Yıllardır gizli saklı müsabakalar düzenlenirdi. Yüzlerce insan iki insanın öldüresiye birbirini dövmesini zevkle izliyorlardı. İzlemek ile kalmıyor parada yatırıyorlardı. Deniz burayı on beş yaşında fark etmişti. On beş yaşında da ilk kafes dövüşüne çıkmış dayak yemişti ama ondan sonrakileri hep kazanmıştı. Peşinden gizli saklı Alevde gelmişti. Deniz ile beraber yıllardır kafes dövüşlerine katılmışlardı. Okul harçlıklarını yarısını bu maçlardan çıkarmışlardı. Şimdi ise Deniz öfkesini kusmaya Alev ise eğlencesine geliyordu. İki yıldır buraya gelmemişlerdi şimdi maziyi anma zamanıydı.
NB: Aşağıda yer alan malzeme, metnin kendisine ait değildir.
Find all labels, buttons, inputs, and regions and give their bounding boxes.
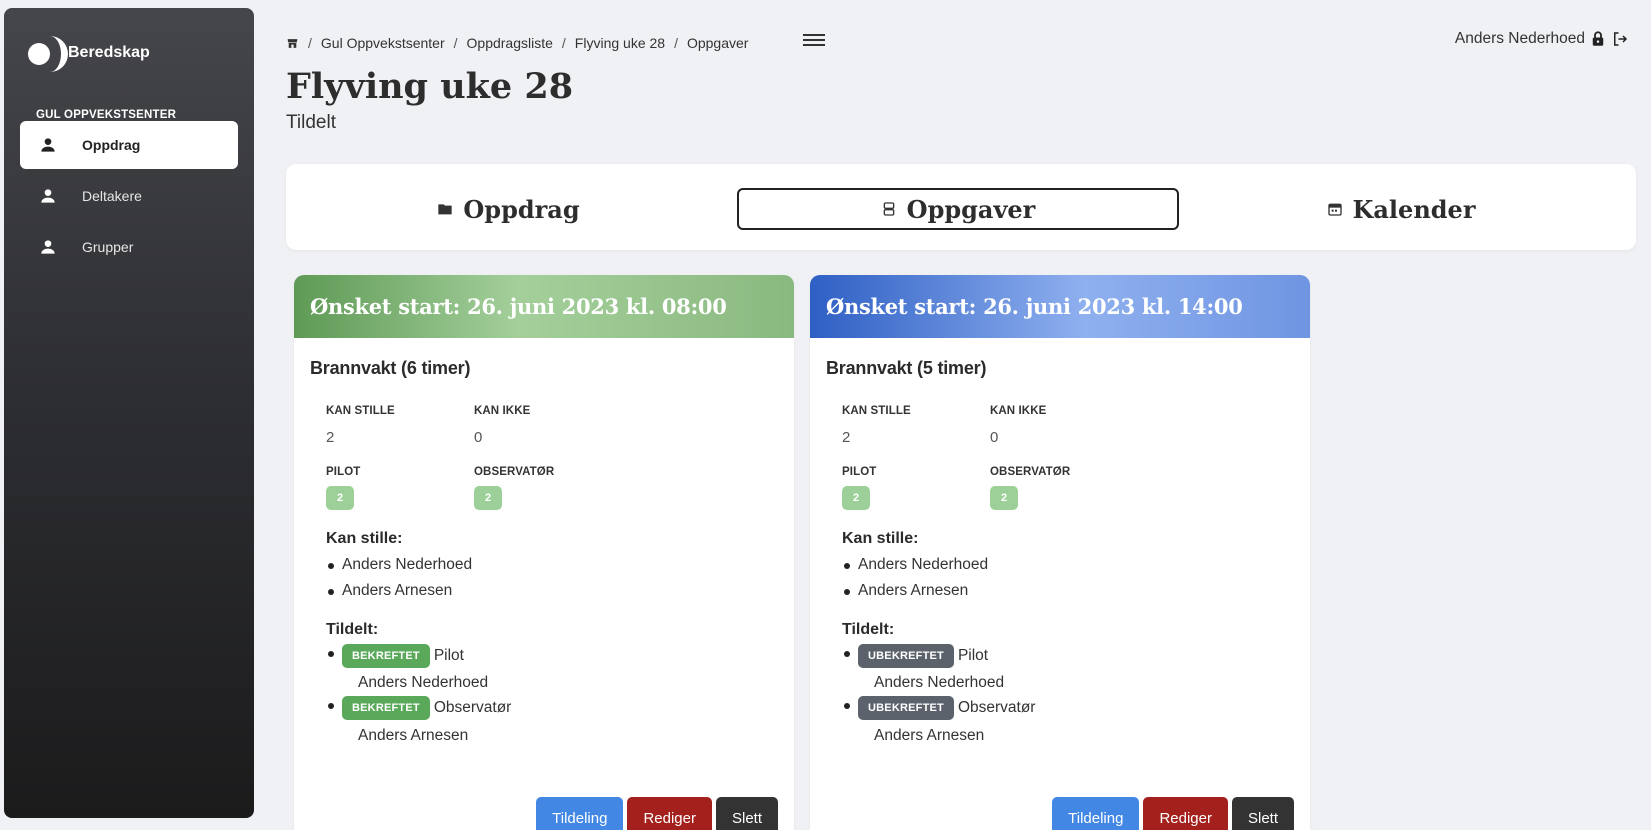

Hakem güldü." Beyler , kadın dediğime bakmayın onun ellinden kaçan rakip bugüne kadar çok az görünmüştür." İzleyiciler takmadı bu lafları hepsi erkek dövüşçüye para yatırdılar.

Alev alayla konuştu." Aptal herifler."

Hakem gülerek bakmaya devam etti. Bu gecenin ilk eğlenceli müsabakası olacaktı." O zaman ilk erkeği tanıtıyım." Kafesin kapısı açıldı içeriye iki metre boyunda tüm vücudu dövmelere bulanmış , adamın cüssesinden beş adam daha çıkacak iri yarılı bir adam çıktı ringe." Demir yumruk." Tellere asıldı izleyiciler tek bir ağızdan Demir yumruk diyerek bağırdılar. Demir yumruk, yumruklarını birbirine vurup höyküre höyküre bağırdı. Ağzının içinde ki tükürükler dışarıya saçıldı.

Deniz iğrenç bir bakış attı." İğrenç herif."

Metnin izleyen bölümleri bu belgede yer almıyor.